Fui para meu quarto e aproveitei que Antoniett ainda não havia voltado para escrever uma carta para meu pai, como uma despedida, eu não iria ter coragem de falar com ele antes de partir. Escrevi a carta e coloquei embaixo do meu travesseiro e fui tomar um banho.
Belle
Entrei no quarto, olhei para o banheiro e vi a porta fechada. Jenna devia estar tomando banho. Resolvi esperar sentada na cama dela até ela sair. Quando me sentei na cama o travesseiro dela caiu sem querer e com ele, um papel dobrado. Sabia que nosso acordo era de não tocar em nada que não era nosso, mas não resisti e abri o papel. Era uma carta de despedida para o Coronel.

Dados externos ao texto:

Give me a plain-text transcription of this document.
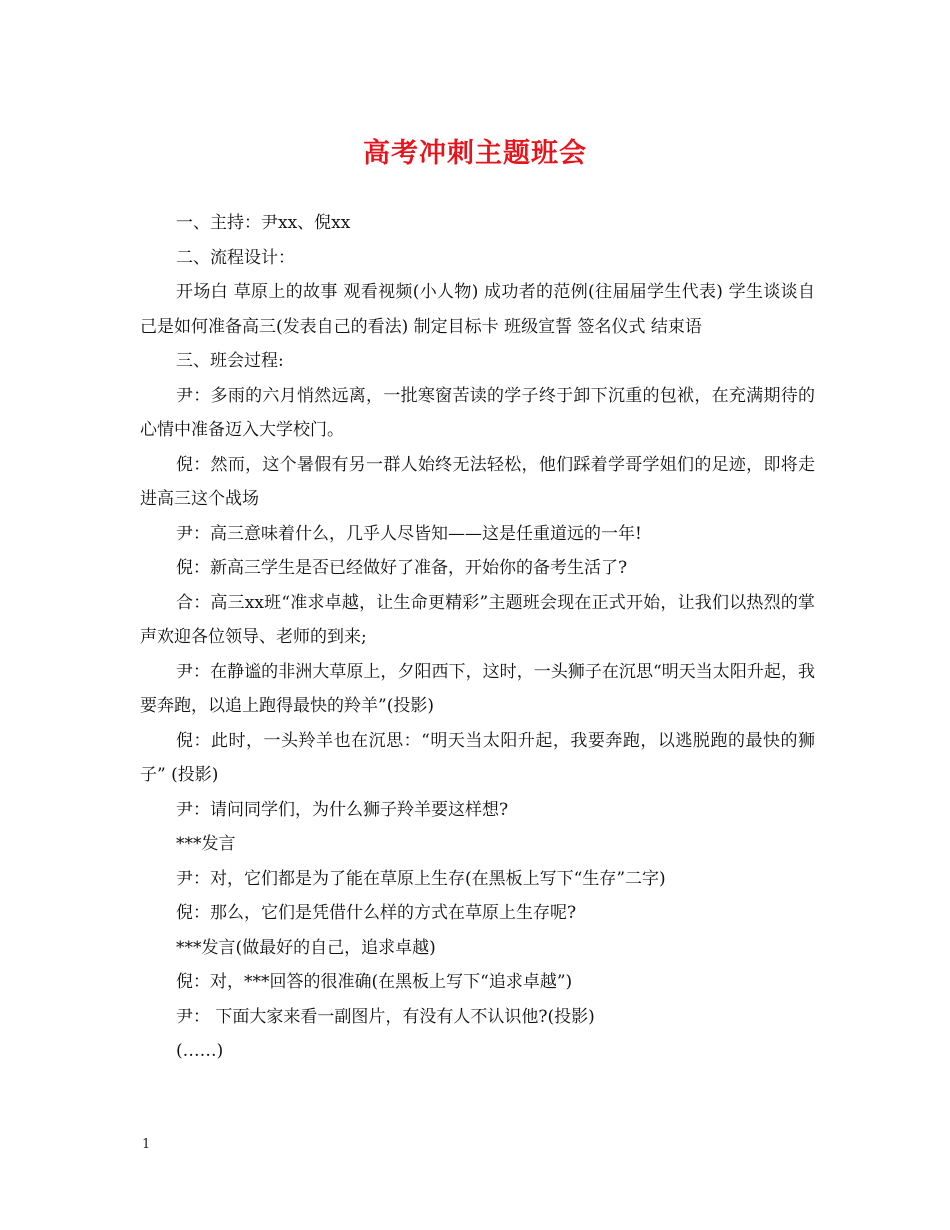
高考冲刺主题班会

一、主持：尹xx、倪xx

二、流程设计：

开场白 草原上的故事 观看视频(小人物) 成功者的范例(往届届学生代表) 学生谈谈自己是如何准备高三(发表自己的看法) 制定目标卡 班级宣誓 签名仪式 结束语

三、班会过程:

尹：多雨的六月悄然远离，一批寒窗苦读的学子终于卸下沉重的包袱，在充满期待的心情中准备迈入大学校门。

倪：然而，这个暑假有另一群人始终无法轻松，他们踩着学哥学姐们的足迹，即将走进高三这个战场

尹：高三意味着什么，几乎人尽皆知——这是任重道远的一年!

倪：新高三学生是否已经做好了准备，开始你的备考生活了?

合：高三xx班“准求卓越，让生命更精彩”主题班会现在正式开始，让我们以热烈的掌声欢迎各位领导、老师的到来;

尹：在静谧的非洲大草原上，夕阳西下，这时，一头狮子在沉思“明天当太阳升起，我要奔跑，以追上跑得最快的羚羊”(投影)

倪：此时，一头羚羊也在沉思：“明天当太阳升起，我要奔跑，以逃脱跑的最快的狮子” (投影)

尹：请问同学们，为什么狮子羚羊要这样想?

***发言

尹：对，它们都是为了能在草原上生存(在黑板上写下“生存”二字)

倪：那么，它们是凭借什么样的方式在草原上生存呢?

***发言(做最好的自己，追求卓越)

倪：对，***回答的很准确(在黑板上写下“追求卓越”)

尹： 下面大家来看一副图片，有没有人不认识他?(投影)

(……)

1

Não estava acreditando no que eu estava lendo, Jenna iria mesmo para a guerra? Por quê? Será que eu deveria avisar o Coronel? Ou o Capitão Forlan?
Escutei o barulho da torneira fechando e dobrei o papel novamente colocando embaixo do travesseiro e levantando da cama da Tenente-Coronel rapidamente. Jenna abriu a porta já vestida para dormir, me mandou um “boa noite” e deitou-se na cama. Entrei no banheiro para tomar meu banho e naqueles momentos de reflexão decidi que iria para a guerra também, pelo menos para tentar salvá-la.